A commentary on

Rezaei N, Bagheri Z, Golshah A.

Survival analysis of three types of maxillary and mandibular bonded orthodontic retainers: a retrospective cohort. BMC Oral Health 2022; 22: 159.

figure 1

GRADE rating

Commentary

This study addressed an important clinical question in the retention phase of orthodontics. The fairly long-term follow-up and the total number of participants may be good points for this study. However, we will highlight some points to draw a conclusion about this study.

The study objective was to compare three types of bonded retainers in terms of survival rate. For this purpose, the authors included private clinic patients who had completed the orthodontic treatment phase and had bonded retainers on both arches from a specific type of retainer. They reported that the design was retrospective, but surprisingly, they mentioned that the patients were recalled and followed for many time points. This suggests that the study design was ambidirectional rather than retrospective.

There was no explicit description of all the investigated outcomes. After reading the results, the survival rate, bleeding on probing and maximum pocket depth appear to be the investigated outcomes in addition to the retainer failure (the primary outcome).
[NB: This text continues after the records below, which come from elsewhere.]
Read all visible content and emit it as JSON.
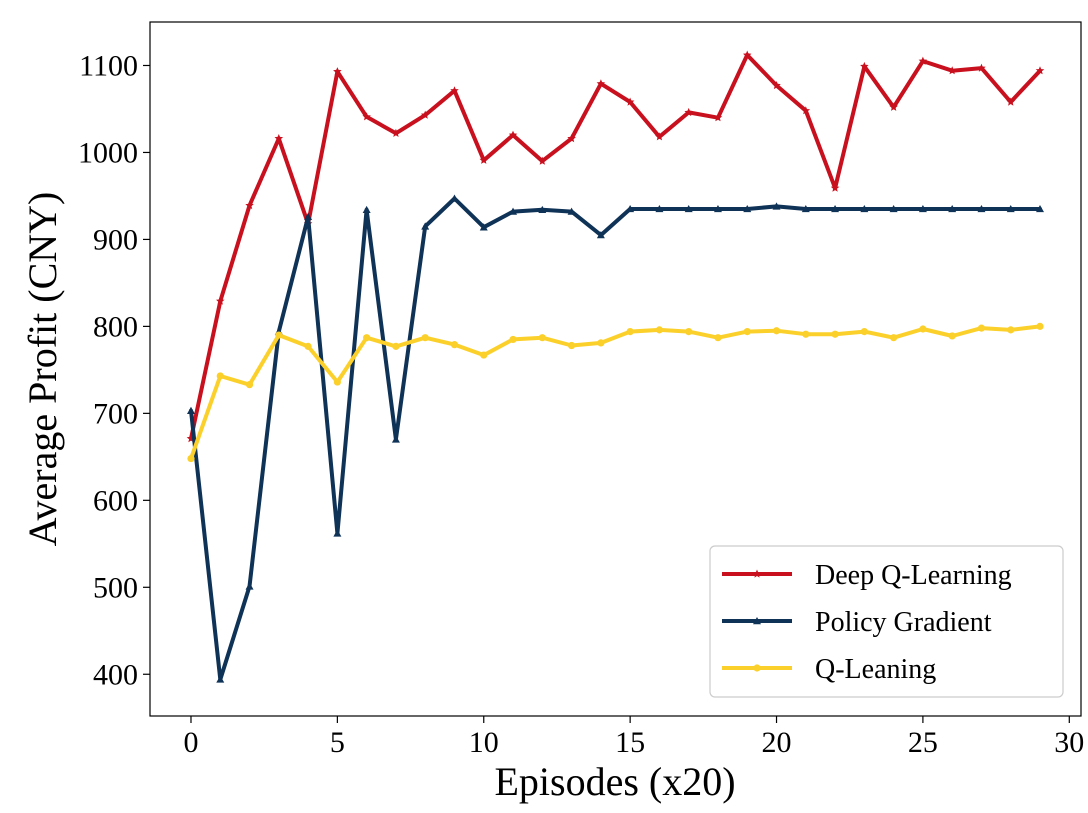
{
  "chart_data": {
    "type": "line",
    "title": "",
    "xlabel": "Episodes (x20)",
    "ylabel": "Average Profit (CNY)",
    "xlim": [
      -1.4,
      30.4
    ],
    "ylim": [
      352,
      1150
    ],
    "xticks": [
      0,
      5,
      10,
      15,
      20,
      25,
      30
    ],
    "yticks": [
      400,
      500,
      600,
      700,
      800,
      900,
      1000,
      1100
    ],
    "grid": false,
    "legend_position": "lower-right",
    "x": [
      0,
      1,
      2,
      3,
      4,
      5,
      6,
      7,
      8,
      9,
      10,
      11,
      12,
      13,
      14,
      15,
      16,
      17,
      18,
      19,
      20,
      21,
      22,
      23,
      24,
      25,
      26,
      27,
      28,
      29
    ],
    "series": [
      {
        "name": "Deep Q-Learning",
        "color": "#c8101e",
        "marker": "star",
        "values": [
          671,
          829,
          939,
          1016,
          918,
          1093,
          1041,
          1022,
          1043,
          1071,
          991,
          1020,
          990,
          1016,
          1079,
          1058,
          1018,
          1046,
          1040,
          1112,
          1077,
          1048,
          959,
          1099,
          1052,
          1105,
          1094,
          1097,
          1058,
          1094
        ]
      },
      {
        "name": "Policy Gradient",
        "color": "#0f3257",
        "marker": "triangle",
        "values": [
          703,
          394,
          501,
          794,
          926,
          562,
          934,
          670,
          915,
          947,
          914,
          932,
          934,
          932,
          905,
          935,
          935,
          935,
          935,
          935,
          938,
          935,
          935,
          935,
          935,
          935,
          935,
          935,
          935,
          935
        ]
      },
      {
        "name": "Q-Leaning",
        "color": "#fcd02a",
        "marker": "circle",
        "values": [
          648,
          743,
          733,
          790,
          777,
          736,
          787,
          777,
          787,
          779,
          767,
          785,
          787,
          778,
          781,
          794,
          796,
          794,
          787,
          794,
          795,
          791,
          791,
          794,
          787,
          797,
          789,
          798,
          796,
          800
        ]
      }
    ]
  }
}
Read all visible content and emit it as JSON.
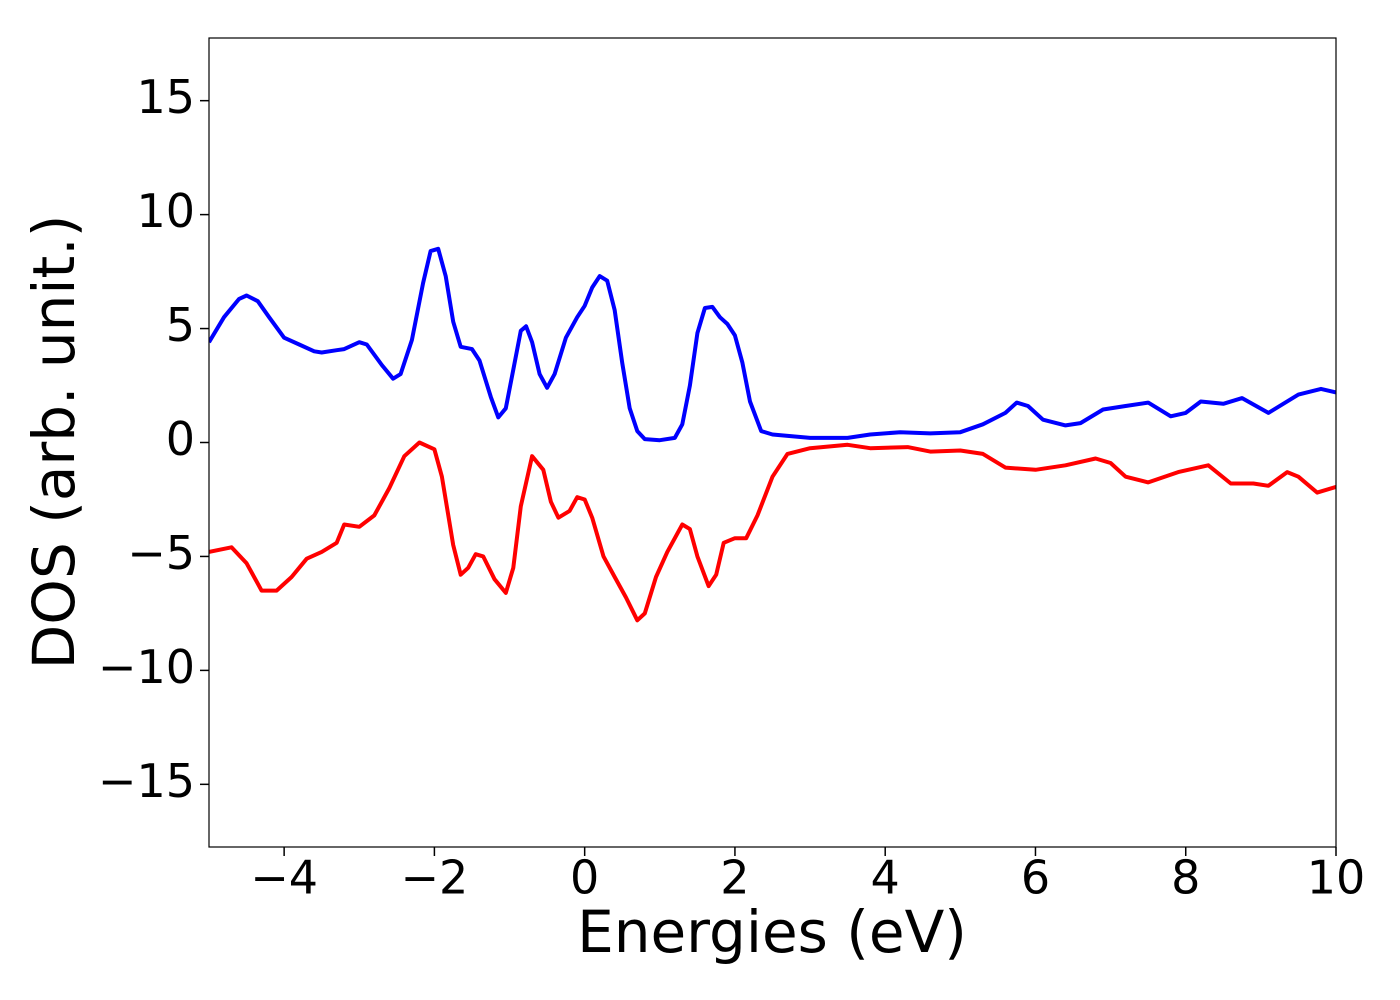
{
  "chart_data": {
    "type": "line",
    "xlabel": "Energies (eV)",
    "ylabel": "DOS (arb. unit.)",
    "xlim": [
      -5,
      10
    ],
    "ylim": [
      -17.75,
      17.75
    ],
    "xticks": [
      {
        "value": -4,
        "label": "−4"
      },
      {
        "value": -2,
        "label": "−2"
      },
      0,
      2,
      4,
      6,
      8,
      10
    ],
    "yticks": [
      {
        "value": -15,
        "label": "−15"
      },
      {
        "value": -10,
        "label": "−10"
      },
      {
        "value": -5,
        "label": "−5"
      },
      0,
      5,
      10,
      15
    ],
    "series": [
      {
        "color": "#0000ff",
        "x": [
          -5,
          -4.8,
          -4.6,
          -4.5,
          -4.35,
          -4.2,
          -4,
          -3.8,
          -3.6,
          -3.5,
          -3.3,
          -3.2,
          -3,
          -2.9,
          -2.7,
          -2.55,
          -2.45,
          -2.3,
          -2.15,
          -2.05,
          -1.95,
          -1.85,
          -1.75,
          -1.65,
          -1.5,
          -1.4,
          -1.25,
          -1.15,
          -1.05,
          -0.95,
          -0.85,
          -0.78,
          -0.7,
          -0.6,
          -0.5,
          -0.4,
          -0.25,
          -0.1,
          0,
          0.1,
          0.2,
          0.3,
          0.4,
          0.5,
          0.6,
          0.7,
          0.8,
          1,
          1.2,
          1.3,
          1.4,
          1.5,
          1.6,
          1.7,
          1.8,
          1.9,
          2,
          2.1,
          2.2,
          2.35,
          2.5,
          3,
          3.5,
          3.8,
          4.2,
          4.6,
          5,
          5.3,
          5.6,
          5.75,
          5.9,
          6.1,
          6.4,
          6.6,
          6.9,
          7.2,
          7.5,
          7.8,
          8,
          8.2,
          8.5,
          8.75,
          9.1,
          9.5,
          9.8,
          10
        ],
        "values": [
          4.4,
          5.5,
          6.3,
          6.45,
          6.2,
          5.5,
          4.6,
          4.3,
          4,
          3.95,
          4.05,
          4.1,
          4.4,
          4.3,
          3.4,
          2.8,
          3,
          4.5,
          7,
          8.4,
          8.5,
          7.3,
          5.3,
          4.2,
          4.1,
          3.6,
          2,
          1.1,
          1.5,
          3.2,
          4.9,
          5.1,
          4.4,
          3,
          2.4,
          3,
          4.6,
          5.5,
          6,
          6.8,
          7.3,
          7.1,
          5.8,
          3.5,
          1.5,
          0.5,
          0.15,
          0.1,
          0.2,
          0.8,
          2.5,
          4.8,
          5.9,
          5.95,
          5.5,
          5.2,
          4.7,
          3.5,
          1.8,
          0.5,
          0.35,
          0.2,
          0.2,
          0.35,
          0.45,
          0.4,
          0.45,
          0.8,
          1.3,
          1.75,
          1.6,
          1,
          0.75,
          0.85,
          1.45,
          1.6,
          1.75,
          1.15,
          1.3,
          1.8,
          1.7,
          1.95,
          1.3,
          2.1,
          2.35,
          2.2
        ]
      },
      {
        "color": "#ff0000",
        "x": [
          -5,
          -4.7,
          -4.5,
          -4.3,
          -4.1,
          -3.9,
          -3.7,
          -3.5,
          -3.3,
          -3.2,
          -3,
          -2.8,
          -2.6,
          -2.4,
          -2.2,
          -2,
          -1.9,
          -1.75,
          -1.65,
          -1.55,
          -1.45,
          -1.35,
          -1.2,
          -1.05,
          -0.95,
          -0.85,
          -0.7,
          -0.55,
          -0.45,
          -0.35,
          -0.2,
          -0.1,
          0,
          0.1,
          0.25,
          0.4,
          0.55,
          0.7,
          0.8,
          0.95,
          1.1,
          1.3,
          1.4,
          1.5,
          1.65,
          1.75,
          1.85,
          2,
          2.15,
          2.3,
          2.5,
          2.7,
          3,
          3.5,
          3.8,
          4.3,
          4.6,
          5,
          5.3,
          5.6,
          6,
          6.4,
          6.8,
          7,
          7.2,
          7.5,
          7.9,
          8.3,
          8.6,
          8.9,
          9.1,
          9.35,
          9.5,
          9.75,
          10
        ],
        "values": [
          -4.8,
          -4.6,
          -5.3,
          -6.5,
          -6.5,
          -5.9,
          -5.1,
          -4.8,
          -4.4,
          -3.6,
          -3.7,
          -3.2,
          -2,
          -0.6,
          0,
          -0.3,
          -1.5,
          -4.5,
          -5.8,
          -5.5,
          -4.9,
          -5,
          -6,
          -6.6,
          -5.5,
          -2.8,
          -0.6,
          -1.2,
          -2.6,
          -3.3,
          -3,
          -2.4,
          -2.5,
          -3.3,
          -5,
          -5.9,
          -6.8,
          -7.8,
          -7.5,
          -5.9,
          -4.8,
          -3.6,
          -3.8,
          -5,
          -6.3,
          -5.8,
          -4.4,
          -4.2,
          -4.2,
          -3.2,
          -1.5,
          -0.5,
          -0.25,
          -0.1,
          -0.25,
          -0.2,
          -0.4,
          -0.35,
          -0.5,
          -1.1,
          -1.2,
          -1,
          -0.7,
          -0.9,
          -1.5,
          -1.75,
          -1.3,
          -1,
          -1.8,
          -1.8,
          -1.9,
          -1.3,
          -1.5,
          -2.2,
          -1.95
        ]
      }
    ]
  }
}
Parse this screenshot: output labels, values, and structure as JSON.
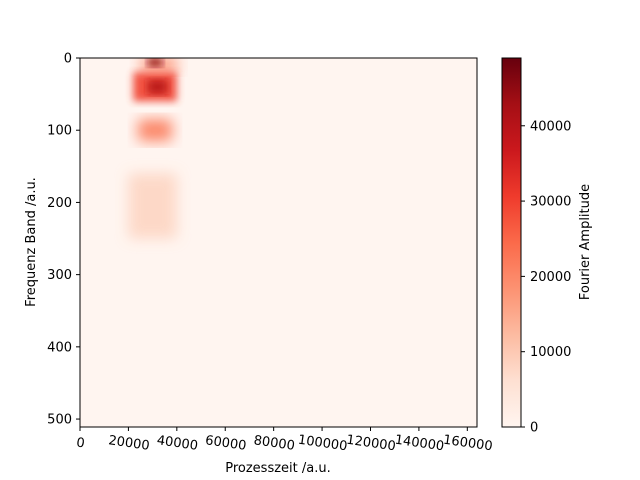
{
  "chart_data": {
    "type": "heatmap",
    "title": "",
    "xlabel": "Prozesszeit /a.u.",
    "ylabel": "Frequenz Band /a.u.",
    "xlim": [
      0,
      164000
    ],
    "ylim": [
      511,
      0
    ],
    "x_ticks": [
      0,
      20000,
      40000,
      60000,
      80000,
      100000,
      120000,
      140000,
      160000
    ],
    "x_tick_labels": [
      "0",
      "20000",
      "40000",
      "60000",
      "80000",
      "100000",
      "120000",
      "140000",
      "160000"
    ],
    "y_ticks": [
      0,
      100,
      200,
      300,
      400,
      500
    ],
    "y_tick_labels": [
      "0",
      "100",
      "200",
      "300",
      "400",
      "500"
    ],
    "colorbar": {
      "label": "Fourier Amplitude",
      "min": 0,
      "max": 49000,
      "ticks": [
        0,
        10000,
        20000,
        30000,
        40000
      ],
      "tick_labels": [
        "0",
        "10000",
        "20000",
        "30000",
        "40000"
      ],
      "colormap": "Reds",
      "colors": [
        "#fff5f0",
        "#fee0d2",
        "#fcbba1",
        "#fc9272",
        "#fb6a4a",
        "#ef3b2c",
        "#cb181d",
        "#a50f15",
        "#67000d"
      ]
    },
    "hotspots": [
      {
        "x_range": [
          25000,
          40000
        ],
        "y_range": [
          0,
          20
        ],
        "amplitude": 20000
      },
      {
        "x_range": [
          22000,
          40000
        ],
        "y_range": [
          20,
          60
        ],
        "amplitude": 30000
      },
      {
        "x_range": [
          24000,
          38000
        ],
        "y_range": [
          85,
          115
        ],
        "amplitude": 22000
      },
      {
        "x_range": [
          20000,
          40000
        ],
        "y_range": [
          160,
          250
        ],
        "amplitude": 8000
      },
      {
        "x_range": [
          28000,
          34000
        ],
        "y_range": [
          0,
          12
        ],
        "amplitude": 45000
      },
      {
        "x_range": [
          28000,
          36000
        ],
        "y_range": [
          30,
          50
        ],
        "amplitude": 40000
      }
    ]
  }
}
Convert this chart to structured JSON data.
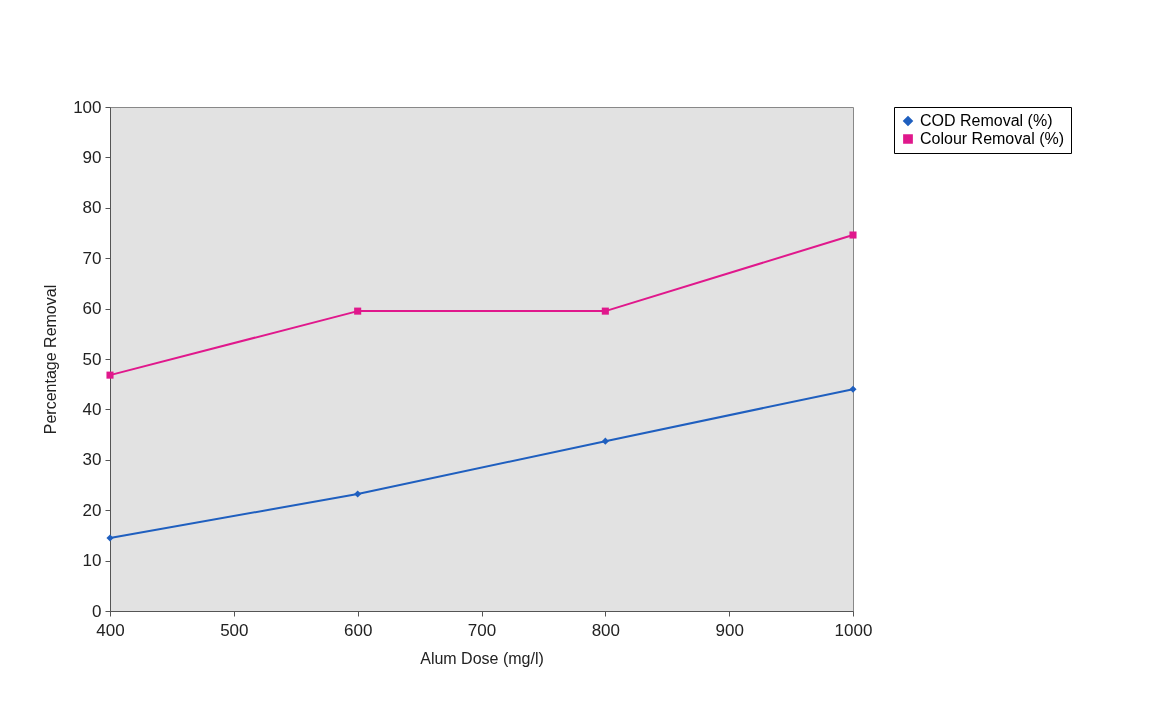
{
  "chart_data": {
    "type": "line",
    "xlabel": "Alum Dose (mg/l)",
    "ylabel": "Percentage Removal",
    "x": [
      400,
      600,
      800,
      1000
    ],
    "series": [
      {
        "name": "COD Removal (%)",
        "color": "#1f5fbf",
        "marker": "diamond",
        "values": [
          14.5,
          23.2,
          33.7,
          44.0
        ]
      },
      {
        "name": "Colour Removal (%)",
        "color": "#e0188c",
        "marker": "square",
        "values": [
          46.8,
          59.5,
          59.5,
          74.6
        ]
      }
    ],
    "xlim": [
      400,
      1000
    ],
    "xticks": [
      400,
      500,
      600,
      700,
      800,
      900,
      1000
    ],
    "ylim": [
      0,
      100
    ],
    "yticks": [
      0,
      10,
      20,
      30,
      40,
      50,
      60,
      70,
      80,
      90,
      100
    ],
    "legend": "right",
    "line_style": "solid"
  }
}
The sample size was calculated according to a previous study,1 which investigated the survival rate of two types of different retainers: 0.016 × 0.022 inch braided stainless steel wire and β-titanium wire. The sample size calculation description was unclear and cannot be replicated. Specifically, the authors did not mention the statistical test used from the TrialSize R package and reported the patient ratio as a p-value (patient ratio in the group to be p = 0.534). Furthermore, these retainers were different from those considered in the present study and no hypothesis was assumed to justify the sample size of the study.

One orthodontist measured and assessed all the parameters without providing any information regarding the method error. Also, as the same orthodontist did the periodontal indices, they could not be blinded to the type of retainer, probably leading to performance bias.

The authors preferred multiple statistical tests to multivariable regression models, lowering the credibility of the conclusions. First, statistical tests are prone to Simpson's paradox2 because important confounding variables (such as age and sex) are discounted. Second, conducting tests on an unmatched sample introduces bias, which is imminent in retrospective studies. Third, statistical tests do not inform about the magnitude of an association, as they merely aid in rejecting or failing to reject the null hypothesis. Hence, the researchers relied unduly on p-values, which encourages fallacious interpretation of non-statistically significant results as evidence of no association and misjudged conclusions: 'their failure rate was not correlated with the age or sex of patients or the treatment duration'. All issues above would have been mitigated had the authors performed matching at least by age and sex, for instance, using propensity scores followed by a multivariable regression tailored to the outcome type, achieving double robustness.3 The substantial imbalance in sex and age likely contributed to the non-statistically significant associations reported in the study, rendering the conclusions of no correlation overly misleading. The authors applied one regression model without investigating the underlying assumptions to justify its implementation. The Cox regression model is based on the proportional hazards assumption. When this assumption does not hold, the researchers must resort to more flexible models that do not rely on proportional hazards. Last but not least, the Kaplan-Meier plots were incorrect. All three orthodontic retainers should appear in one Kaplan-Meier plot to allow comparison and investigation of the proportional hazards assumption.

The authors excluded patients with changed or repaired retainers, but later, in the results, they reported the number of replaced retainers, which is confusing.

A table with the distribution of all baseline characteristics per retainer group is missing. Such a table would have elucidated potential differences in the baseline between the three groups.

The oral hygiene and the pre-treatment malocclusion were not reported, which may substantially affect and confound the findings.

Unwanted tooth movement was not reported in the results as planned in the methods. In contrast, different comparisons were made for different variables, which may lead to selective reporting.4

The present study may be prone to selection bias, as happier patients with treatment results may be more concerned about the relapse come to follow-up, and subsequently, participate in the study. Also, uncompliant patients with worse treatment results may have less interest in the relapse, and thus, be lost to follow-up. However, the true level of failure may be underestimated.

As the study was done in one private clinic and the same clinician treated the patients, the generalisability of the study is limited.